I'm only guessing that the movie of How I Live Now is better than the book it's based on; I haven't read the book, just a summary. Which hardly tells me how well Meg Rossof carried off her characters and her action; it could all be great. But the book's got twins, and telepathy, and what looks like a lot of clutter which the movie wisely shaved away until you've just got no more than you need to pull in the audience and rip them apart for a couple of hours. Rossof seems to have thrown a lot of cool stuff in to make the book more exciting and have lots going on; the movie pares it right down to the basics, discarding characters and themes and sideshows to give you one exhausting slice into the heart of the story.

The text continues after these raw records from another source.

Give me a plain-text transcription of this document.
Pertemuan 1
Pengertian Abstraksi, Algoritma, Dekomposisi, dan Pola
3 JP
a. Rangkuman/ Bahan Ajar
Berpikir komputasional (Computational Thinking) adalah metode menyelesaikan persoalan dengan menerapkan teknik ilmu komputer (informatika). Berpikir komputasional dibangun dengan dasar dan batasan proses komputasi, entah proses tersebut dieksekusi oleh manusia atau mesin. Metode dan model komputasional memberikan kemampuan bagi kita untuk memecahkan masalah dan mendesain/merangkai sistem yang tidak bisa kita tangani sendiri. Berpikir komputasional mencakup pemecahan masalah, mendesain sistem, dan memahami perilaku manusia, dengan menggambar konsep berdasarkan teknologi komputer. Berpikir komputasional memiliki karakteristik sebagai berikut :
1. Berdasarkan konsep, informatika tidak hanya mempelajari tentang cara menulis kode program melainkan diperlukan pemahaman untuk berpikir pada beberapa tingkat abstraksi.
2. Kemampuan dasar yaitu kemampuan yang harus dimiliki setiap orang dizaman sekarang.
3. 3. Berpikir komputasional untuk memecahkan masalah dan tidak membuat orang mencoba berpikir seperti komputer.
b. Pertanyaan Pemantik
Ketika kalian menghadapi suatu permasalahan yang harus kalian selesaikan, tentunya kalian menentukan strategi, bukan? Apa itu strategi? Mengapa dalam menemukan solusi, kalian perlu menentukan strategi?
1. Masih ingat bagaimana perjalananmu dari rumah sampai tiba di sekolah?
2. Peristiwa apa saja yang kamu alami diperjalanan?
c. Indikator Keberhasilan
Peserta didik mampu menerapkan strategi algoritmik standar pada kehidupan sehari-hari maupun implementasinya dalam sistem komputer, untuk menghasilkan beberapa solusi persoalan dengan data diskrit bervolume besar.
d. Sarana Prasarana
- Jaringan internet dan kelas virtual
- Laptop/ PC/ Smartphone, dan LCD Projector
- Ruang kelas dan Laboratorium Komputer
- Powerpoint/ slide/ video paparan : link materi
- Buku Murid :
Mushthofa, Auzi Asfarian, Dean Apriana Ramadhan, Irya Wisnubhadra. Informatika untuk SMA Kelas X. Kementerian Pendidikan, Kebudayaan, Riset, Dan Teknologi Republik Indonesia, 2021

I've said often in these posts that you don't need to put the world at stake; you just need to make the characters real enough that they become the world. How I Live Now has got elements in common with The Hunger Games, including a teenage female lead, a little girl for us to worry about, a cool brooding hunk for the girl to worry about, a civilisation destroying war and a whole bunch of trying to get by in a wilderness. But The Hunger Games puts the lead right in the centre of everything that matters in the world, while How I Live Now puts Daisy right on the edge, completely adrift in a world which never gets a full explanation. She's just going through the random stuff at the edge of an apocalypse; the end of the world just happens to be the end of her world as well. In a more American outlook on things, she'd be the plucky survivor who would find the amazing secret which would end the war, switch the power back on and make it rain unicorns, but Daisy starts out as a neurotic mess and doesn't get hugely more competent with time. She scrapes by, and no-one watching would fool themselves for a second that they'd do any better. Daisy grows and develops, but it's the growing and developing we all do; from barely getting by as kids to barely getting as adults.
There's a slightly weird overlap thematically with Kevin McDonald's last film, The Last King of Scotland, which was also about someone coming into a brewing war zone without much of a clue and finding their way back out of it more by luck than judgment, but How I Live Now doesn't have an Idi Amin, just the chaos of a country falling apart in slow motion. From that point of view it's got much more in common with Cuaron's Children of Men, on what looks like Children of Men's doughnut budget; it's a good looking movie, but it's determinedly small scale. It goes off-road as soon as Daisy gets out of the airport, and from their on out it's doggedly rural and there are never more than a few people in the frame.
McDonald has thus doomed himself to live and die on the strength of the players. So he hired Saoirse Ronan, leaving himself with nothing to worry about. Ronan can sell just about anything, but more importantly she's got the kind of star quality which lets her collapse into a very small space and draw you into after her. When your whole movie rests on one character, nothing but the best will do. Ronan exudes attitude from the moment she slouches onto the screen and through passport control, but at every swagger she lets you see how precarious that confidence really is.
It's an unenviable day out for the rest of the cast, playing teens and pre-teens up against someone who got an Oscar nomination for her first big day out at the age of 13 in Atonement. They just seem to have taken a deep breath and gone for it, with pretty fair results. I'm not sure what anyone could have done with Edmund, Daisy's crush; being dishy, manly and taciturn doesn't give an actor much to work with. Isaac and Piper give their actors more of a chance, and they pretty much nail it, with the rather wonderfully named Harley Bird doing a great job as Piper. Piper could have been a tiresome fey moppet plot token, but Bird makes her into a credible temperamental little girl.
Still, it's a gruelling movie. McDonald doesn't show much violence directly, but suggests it constantly, showing us the aftermath, or flickering glimpses by firelight of things best not seen. It's a subtle, enervating way to show that war is hell even for the people on the edges, but it's no-one's idea of fun.